Puis le concept de fenêtres d’exposition a été mis en avant pour expliquer l’augmentation des nouveaux cas d’asthme. « Il semble que les expositions environnementales précoces soient déterminantes. Les données issues de la cohorte interventionnelle PIAMA (Prevention and incidence of asthma and mite allergy), portant sur 4 146 enfants, montrent qu’il existe une association significative entre asthme et exposition à un polluant entre la naissance et 12 mois, et ce quel que soit le polluant », précise le Dr Just. Et cette association perd sa significativité pour les âges supérieurs. Il y a également une relation entre le NO2 respiré au cours du dernier trimestre de la grossesse et le NO exhalé chez le nouveau-né, marqueur de l’inflammation pulmonaire. « Plutôt qu’une maladie, l’asthme est un phénotype qui évolue au cours de la vie en fonction de différents facteurs. Tous les asthmes ne persistent pas et il existe une relation entre l’asthme persistant et l’exposition au NO2 au cours de la première année de la vie », souligne-t-elle.

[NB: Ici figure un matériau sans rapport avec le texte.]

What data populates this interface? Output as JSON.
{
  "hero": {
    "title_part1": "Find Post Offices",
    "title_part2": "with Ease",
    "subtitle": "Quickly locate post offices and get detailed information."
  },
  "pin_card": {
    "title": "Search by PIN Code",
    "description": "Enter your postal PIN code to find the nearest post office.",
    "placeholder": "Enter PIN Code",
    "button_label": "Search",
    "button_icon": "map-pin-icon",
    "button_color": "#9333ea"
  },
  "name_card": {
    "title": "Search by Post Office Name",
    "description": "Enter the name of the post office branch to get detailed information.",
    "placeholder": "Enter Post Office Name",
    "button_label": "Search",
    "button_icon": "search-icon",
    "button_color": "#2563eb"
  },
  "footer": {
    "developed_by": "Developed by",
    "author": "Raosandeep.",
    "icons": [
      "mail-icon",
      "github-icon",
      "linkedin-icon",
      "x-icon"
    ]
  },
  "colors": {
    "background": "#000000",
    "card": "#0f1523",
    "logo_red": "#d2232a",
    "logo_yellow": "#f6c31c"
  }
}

Quand l’ennemi se situe à l’intérieur.

L’impact de la pollution intérieure a également été étudié. Dans la cohorte PARIS (Pollution asthma risk in infant study), qui a évalué l’impact de la pollution sur les symptômes respiratoires, le risque de présenter une bronchiolite est augmenté de 21 % chez les nourrissons soumis à un niveau élevé, au domicile, de formaldéhyde (polluant présent notamment dans les parquets vitrifiés ou les meubles en panneau de particules). « L’exposition au formaldéhyde joue un rôle aussi important que les antécédents familiaux, même si le mode de garde en crèche reste bien sûr le facteur causal numéro un », expose le Dr Just, et ce en raison des infections virales.

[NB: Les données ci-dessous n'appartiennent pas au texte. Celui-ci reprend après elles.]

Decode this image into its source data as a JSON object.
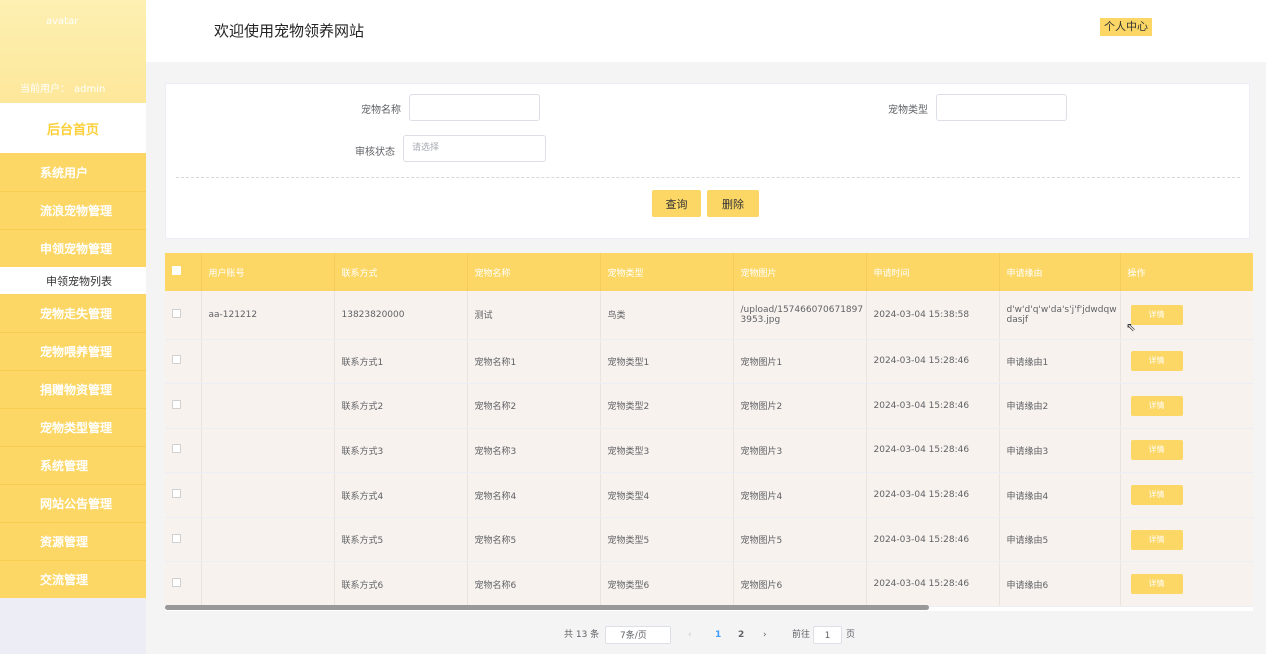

Une autre donnée très importante est l’effet synergique des différentes expositions. Une étude américaine a ainsi montré que l’exposition prénatale à des particules diesel et, en post-natal, à un tabagisme passif, a un effet synergique sur le risque d’apparition de l’asthme au cours des deux premières années de vie.

Enfin, il y a une susceptibilité génétique à la pollution. Les facteurs impliquant les relations gènes-environnement sont multiples. Il est par exemple établi que les enfants ayant un génotype GSTM1 sont plus susceptibles de développer un asthme en cas de tabagisme maternel durant la grossesse. Les mécanismes épigénétiques sont particulièrement explorés pour expliquer la relation entre la pollution et la survenue de nouveaux cas d’asthme. Dans un modèle in vitro, l’exposition de cellules bronchiques à des particules diesel entraîne la méthylation de gènes impliqués dans l’inflammation, comme celui codant pour la COX-2. Et l’exposition maternelle, au cours de la grossesse, au diesel au-delà d’un certain taux est associée à l’expression d’un gène par la méthylation de son promoteur ainsi qu’au risque d’asthme chez l’enfant avant l’âge de 5 ans. Ce domaine est en cours d’exploration et la meilleure connaissance des mécanismes impliqués pourrait permettre à terme de mieux comprendre les relations entre la pollution et les maladies telles que l’asthme.

D’après la communication du Dr Jocelyne Just (Paris) « Impact de la pollution sur l’asthme de la petite enfance ».